Perhaps the sound of gulls harks back to my childhood on the South African coast. There’s something comforting about the sea: the waves, the power of water humbles you. We go nature hunting; if children love a thing, they’ll care for it. We search for waxcap mushrooms which tell us we’re on ancient grassland. In summer we go to the ponds with our nets, search for dragonflies. Who’d think these pretty creatures, with two pairs of silvered wings are predators? Odonatas can be vicious when they’re nymphs. We hunt for glowworms, walk along the cliffs at night. In Durlston once, we counted forty-two; tiny points of greenish light like stars shining in the grass. It’s the virgin females; she puts so much effort in, her glowing call, because she needs a mate. We look up and see hundreds of stars, the Milky Way. It creeps up on you; you come home so complete in spite of being on your feet all day walking through the rain. Who doesn’t love birdsong, a robin flitting by?

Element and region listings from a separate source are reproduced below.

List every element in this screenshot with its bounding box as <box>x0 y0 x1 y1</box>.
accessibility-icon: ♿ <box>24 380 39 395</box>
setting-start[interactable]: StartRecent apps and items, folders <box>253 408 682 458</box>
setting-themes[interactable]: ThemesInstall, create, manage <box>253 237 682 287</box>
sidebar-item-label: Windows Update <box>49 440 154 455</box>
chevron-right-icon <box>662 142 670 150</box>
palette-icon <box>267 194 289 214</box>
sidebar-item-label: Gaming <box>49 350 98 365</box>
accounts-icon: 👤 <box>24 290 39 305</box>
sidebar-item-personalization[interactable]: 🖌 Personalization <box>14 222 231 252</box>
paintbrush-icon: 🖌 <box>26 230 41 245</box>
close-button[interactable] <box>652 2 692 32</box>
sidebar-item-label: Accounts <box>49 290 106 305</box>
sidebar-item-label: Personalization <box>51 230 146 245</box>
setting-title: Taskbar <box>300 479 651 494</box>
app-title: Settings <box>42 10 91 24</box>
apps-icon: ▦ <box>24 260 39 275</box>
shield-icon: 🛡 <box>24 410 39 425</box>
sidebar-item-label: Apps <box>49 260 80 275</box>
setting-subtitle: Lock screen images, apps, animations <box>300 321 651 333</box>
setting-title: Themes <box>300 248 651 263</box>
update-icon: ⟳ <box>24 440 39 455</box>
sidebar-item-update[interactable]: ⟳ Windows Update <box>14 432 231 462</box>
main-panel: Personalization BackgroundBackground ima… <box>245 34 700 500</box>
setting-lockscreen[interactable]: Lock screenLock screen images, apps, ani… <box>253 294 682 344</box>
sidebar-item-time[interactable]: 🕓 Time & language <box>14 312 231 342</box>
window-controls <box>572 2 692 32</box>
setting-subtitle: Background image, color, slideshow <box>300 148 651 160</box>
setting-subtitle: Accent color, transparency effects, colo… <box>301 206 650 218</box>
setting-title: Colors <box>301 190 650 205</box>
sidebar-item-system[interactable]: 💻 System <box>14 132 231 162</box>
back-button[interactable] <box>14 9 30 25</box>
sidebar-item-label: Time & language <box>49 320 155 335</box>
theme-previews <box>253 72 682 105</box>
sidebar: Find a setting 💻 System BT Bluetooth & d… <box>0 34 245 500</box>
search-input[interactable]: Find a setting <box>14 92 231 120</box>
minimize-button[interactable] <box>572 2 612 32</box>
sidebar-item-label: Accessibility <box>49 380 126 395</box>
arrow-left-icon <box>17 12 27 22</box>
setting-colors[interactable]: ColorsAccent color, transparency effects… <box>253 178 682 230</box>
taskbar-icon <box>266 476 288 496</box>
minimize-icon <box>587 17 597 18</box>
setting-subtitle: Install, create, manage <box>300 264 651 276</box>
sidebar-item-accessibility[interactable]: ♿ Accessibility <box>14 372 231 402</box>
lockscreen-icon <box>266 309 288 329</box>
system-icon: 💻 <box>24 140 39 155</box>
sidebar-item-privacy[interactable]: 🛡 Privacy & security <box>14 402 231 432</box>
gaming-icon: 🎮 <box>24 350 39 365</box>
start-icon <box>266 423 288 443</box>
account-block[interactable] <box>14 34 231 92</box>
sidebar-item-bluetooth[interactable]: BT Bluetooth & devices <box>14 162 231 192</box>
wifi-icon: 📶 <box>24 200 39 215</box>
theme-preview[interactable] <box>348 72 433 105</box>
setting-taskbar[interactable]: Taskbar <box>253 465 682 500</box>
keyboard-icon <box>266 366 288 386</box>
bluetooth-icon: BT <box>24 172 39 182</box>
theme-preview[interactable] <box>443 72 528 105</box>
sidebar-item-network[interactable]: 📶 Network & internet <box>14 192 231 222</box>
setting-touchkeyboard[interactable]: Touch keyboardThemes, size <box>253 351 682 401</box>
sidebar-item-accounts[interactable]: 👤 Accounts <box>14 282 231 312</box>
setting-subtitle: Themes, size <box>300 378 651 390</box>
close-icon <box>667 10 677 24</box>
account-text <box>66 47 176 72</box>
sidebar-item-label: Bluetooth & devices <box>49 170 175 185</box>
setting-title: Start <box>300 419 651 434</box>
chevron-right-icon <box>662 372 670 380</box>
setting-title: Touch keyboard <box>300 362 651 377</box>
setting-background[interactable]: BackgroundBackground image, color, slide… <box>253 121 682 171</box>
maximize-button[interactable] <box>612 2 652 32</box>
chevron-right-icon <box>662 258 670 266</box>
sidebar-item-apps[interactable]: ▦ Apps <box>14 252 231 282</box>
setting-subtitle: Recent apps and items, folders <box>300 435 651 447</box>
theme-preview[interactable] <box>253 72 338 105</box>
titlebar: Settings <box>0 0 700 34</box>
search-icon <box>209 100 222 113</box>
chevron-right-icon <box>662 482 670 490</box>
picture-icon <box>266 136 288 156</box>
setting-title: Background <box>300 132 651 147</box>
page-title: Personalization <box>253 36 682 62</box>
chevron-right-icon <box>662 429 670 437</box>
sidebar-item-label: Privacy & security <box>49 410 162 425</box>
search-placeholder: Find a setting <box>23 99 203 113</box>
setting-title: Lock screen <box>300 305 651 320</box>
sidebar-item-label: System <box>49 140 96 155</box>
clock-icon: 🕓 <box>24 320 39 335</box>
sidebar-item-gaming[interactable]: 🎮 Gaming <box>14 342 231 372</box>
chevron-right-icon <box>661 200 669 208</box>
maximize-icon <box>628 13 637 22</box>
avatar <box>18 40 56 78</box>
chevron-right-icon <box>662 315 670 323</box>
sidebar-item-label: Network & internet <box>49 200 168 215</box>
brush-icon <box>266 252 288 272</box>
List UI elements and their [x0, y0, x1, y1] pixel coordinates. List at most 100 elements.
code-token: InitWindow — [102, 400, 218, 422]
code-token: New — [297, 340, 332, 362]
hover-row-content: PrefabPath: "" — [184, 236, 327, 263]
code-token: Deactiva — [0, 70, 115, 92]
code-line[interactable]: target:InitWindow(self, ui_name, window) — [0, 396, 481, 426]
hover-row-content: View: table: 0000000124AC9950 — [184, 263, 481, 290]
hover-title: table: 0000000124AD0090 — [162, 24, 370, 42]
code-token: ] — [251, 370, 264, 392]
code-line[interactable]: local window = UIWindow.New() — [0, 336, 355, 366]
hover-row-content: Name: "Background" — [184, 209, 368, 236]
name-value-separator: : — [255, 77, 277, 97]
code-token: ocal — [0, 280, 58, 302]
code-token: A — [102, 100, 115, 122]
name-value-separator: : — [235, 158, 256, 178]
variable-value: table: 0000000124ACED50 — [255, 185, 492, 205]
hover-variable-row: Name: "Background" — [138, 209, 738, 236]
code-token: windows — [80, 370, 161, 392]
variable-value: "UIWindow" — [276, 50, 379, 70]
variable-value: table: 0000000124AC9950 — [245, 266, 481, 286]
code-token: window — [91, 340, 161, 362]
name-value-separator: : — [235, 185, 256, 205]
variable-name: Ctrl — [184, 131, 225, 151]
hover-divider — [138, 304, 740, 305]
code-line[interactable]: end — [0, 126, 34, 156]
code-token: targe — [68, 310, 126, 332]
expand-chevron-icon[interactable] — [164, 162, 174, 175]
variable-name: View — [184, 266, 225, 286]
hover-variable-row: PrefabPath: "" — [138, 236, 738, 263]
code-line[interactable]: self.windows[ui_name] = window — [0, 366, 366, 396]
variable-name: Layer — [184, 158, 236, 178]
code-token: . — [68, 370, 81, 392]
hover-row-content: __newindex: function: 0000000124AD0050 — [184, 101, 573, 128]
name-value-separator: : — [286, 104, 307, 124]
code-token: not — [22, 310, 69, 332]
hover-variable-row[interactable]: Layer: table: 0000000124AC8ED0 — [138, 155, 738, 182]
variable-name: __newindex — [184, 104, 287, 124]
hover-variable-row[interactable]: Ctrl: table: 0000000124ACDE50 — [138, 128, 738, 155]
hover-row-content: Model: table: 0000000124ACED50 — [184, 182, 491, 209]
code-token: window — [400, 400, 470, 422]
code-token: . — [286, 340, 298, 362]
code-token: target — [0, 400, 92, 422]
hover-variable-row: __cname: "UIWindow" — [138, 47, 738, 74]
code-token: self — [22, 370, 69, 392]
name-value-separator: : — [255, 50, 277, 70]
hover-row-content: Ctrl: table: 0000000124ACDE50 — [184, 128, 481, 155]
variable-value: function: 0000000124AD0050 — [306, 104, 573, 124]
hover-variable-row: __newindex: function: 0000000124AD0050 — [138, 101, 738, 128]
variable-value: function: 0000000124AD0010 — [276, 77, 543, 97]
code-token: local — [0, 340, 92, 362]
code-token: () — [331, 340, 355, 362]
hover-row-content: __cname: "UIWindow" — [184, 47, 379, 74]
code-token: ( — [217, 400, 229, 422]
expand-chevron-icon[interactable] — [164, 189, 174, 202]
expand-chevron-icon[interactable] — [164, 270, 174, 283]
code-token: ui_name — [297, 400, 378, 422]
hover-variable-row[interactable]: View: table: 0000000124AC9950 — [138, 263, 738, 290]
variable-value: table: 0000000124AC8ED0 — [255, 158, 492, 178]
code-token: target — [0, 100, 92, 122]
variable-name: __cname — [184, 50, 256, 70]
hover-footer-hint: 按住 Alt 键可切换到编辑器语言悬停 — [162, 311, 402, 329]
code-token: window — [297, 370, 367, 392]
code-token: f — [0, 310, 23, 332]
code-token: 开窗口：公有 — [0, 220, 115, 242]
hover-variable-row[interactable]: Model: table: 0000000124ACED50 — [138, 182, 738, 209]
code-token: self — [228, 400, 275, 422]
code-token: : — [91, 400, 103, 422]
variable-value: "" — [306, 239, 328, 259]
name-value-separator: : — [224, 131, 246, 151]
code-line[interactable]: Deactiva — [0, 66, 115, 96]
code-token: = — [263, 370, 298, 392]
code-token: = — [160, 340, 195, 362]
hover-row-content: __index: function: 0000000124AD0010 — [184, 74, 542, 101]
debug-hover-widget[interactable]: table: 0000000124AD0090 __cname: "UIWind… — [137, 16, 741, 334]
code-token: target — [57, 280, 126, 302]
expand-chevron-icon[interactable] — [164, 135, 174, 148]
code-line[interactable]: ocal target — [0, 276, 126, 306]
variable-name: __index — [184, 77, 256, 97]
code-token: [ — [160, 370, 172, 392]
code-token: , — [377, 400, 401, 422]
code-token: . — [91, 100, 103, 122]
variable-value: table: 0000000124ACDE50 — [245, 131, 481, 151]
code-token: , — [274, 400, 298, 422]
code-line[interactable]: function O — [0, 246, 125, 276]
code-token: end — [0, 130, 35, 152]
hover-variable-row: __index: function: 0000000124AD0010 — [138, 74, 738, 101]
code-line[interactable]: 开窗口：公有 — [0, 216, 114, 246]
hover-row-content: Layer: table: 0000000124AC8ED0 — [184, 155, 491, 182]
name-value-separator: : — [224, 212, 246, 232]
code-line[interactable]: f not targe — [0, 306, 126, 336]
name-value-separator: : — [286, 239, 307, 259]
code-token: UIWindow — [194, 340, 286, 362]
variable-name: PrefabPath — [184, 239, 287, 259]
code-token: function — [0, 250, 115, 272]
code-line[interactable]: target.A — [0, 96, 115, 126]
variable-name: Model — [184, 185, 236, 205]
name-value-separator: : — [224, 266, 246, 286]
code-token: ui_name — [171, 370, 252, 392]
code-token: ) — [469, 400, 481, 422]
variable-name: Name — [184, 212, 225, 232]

turn the corner and you’ll see Corfe Castle
looming like a giant in the mist
this time of the year, the early nights
a castle ruin, draped in lights
it takes my breath away

I grew up in a run-down place. Dad took me on the back of his bike to see the pigs at the allotments. As soon as I was old enough, I wanted out. Lived in a council house, huge stretch of garden the council planned to build on. We had goats and chickens. We’d get in the car, drive around Cornwall, or Wales, look for somewhere to go. Didn’t think about West Dorset until the swap came up. That little road between Beaminster and Bridport, where you hit the bends? When I got there, I thought wow. It was 1978; we got snowed in for a fortnight. I took the chickens with me. I was homeless for a while after my first marriage ended. Had to go back up country, took me a year to get back down. There were winter lets then, you’d buy the Western Gazette as soon as it came out. When the winter let ended, I’d stay in the odd place, a caravan, the boys went to their mates’. I stayed in a mate’s lambing shed, once, for a long weekend. Eventually got another council house. I’d have ten quid a week for petrol; when it ran out it ran out. I’d walk to Beaminster to clean for one pound an hour. The boys would push the car to bump start it. I met my second husband in the pub. We shared a dream to own a farm. We had pigs, a breeding sow. I’d help with driving tractors, making hay. I had a nanny goat; everywhere I went, she came.

the family you grow up in
is like the waters you swim in
it all goes back to stone
extracted from the earth
like teeth pulled out of bone

Meet me on this patch of land. Let’s go on a winter walk down to the thrashing sea, and on, along the coast, over sand or shingle, from clay to kaolin to stone, each place with its own history. We might hear the ghosts of laughter, children splashing in the tides, catch the faint scent of fish and chips, glimpse the ghosts of people who anchored on this shore. At night, we might look up into the blackest sky, lit by the stars or moon, suspended like a silver coin. When morning comes, we’ll go back inland, over wetlands, chalklands, grasslands, climb hills with folk names gifted by our ancestors, the purpled heaths where Gypsies camped. We’ll step into an open field, where cattle graze and wildflowers grow. Last summer, you might say, you found orchids here. And on the hilltop, where you can see for miles, across the rippling valleys and vales. We might see round barrows, ancient hill forts, the ghosts of wooden henges which sunk into the ground. We’ll listen to the wood pigeons or crows or gulls who wake us every morning with their songs, hunt for rare birds or butterflies. If we return in summer, we might see a silvered butterfly feast on bramble blossom in the shade. We’ll walk this patch of land, loved and lived and worked on, by young and old alike, its stories the fascia, its geology the bones. This green-gold land, which has been allowed to breathe, to stay connected to the wild. The more we learn, the more we can get under its skin. Maybe the land will love us back, if our feet trace the same steps each day. Although we wounded it, if we tread more lightly now, perhaps the land will let us stay.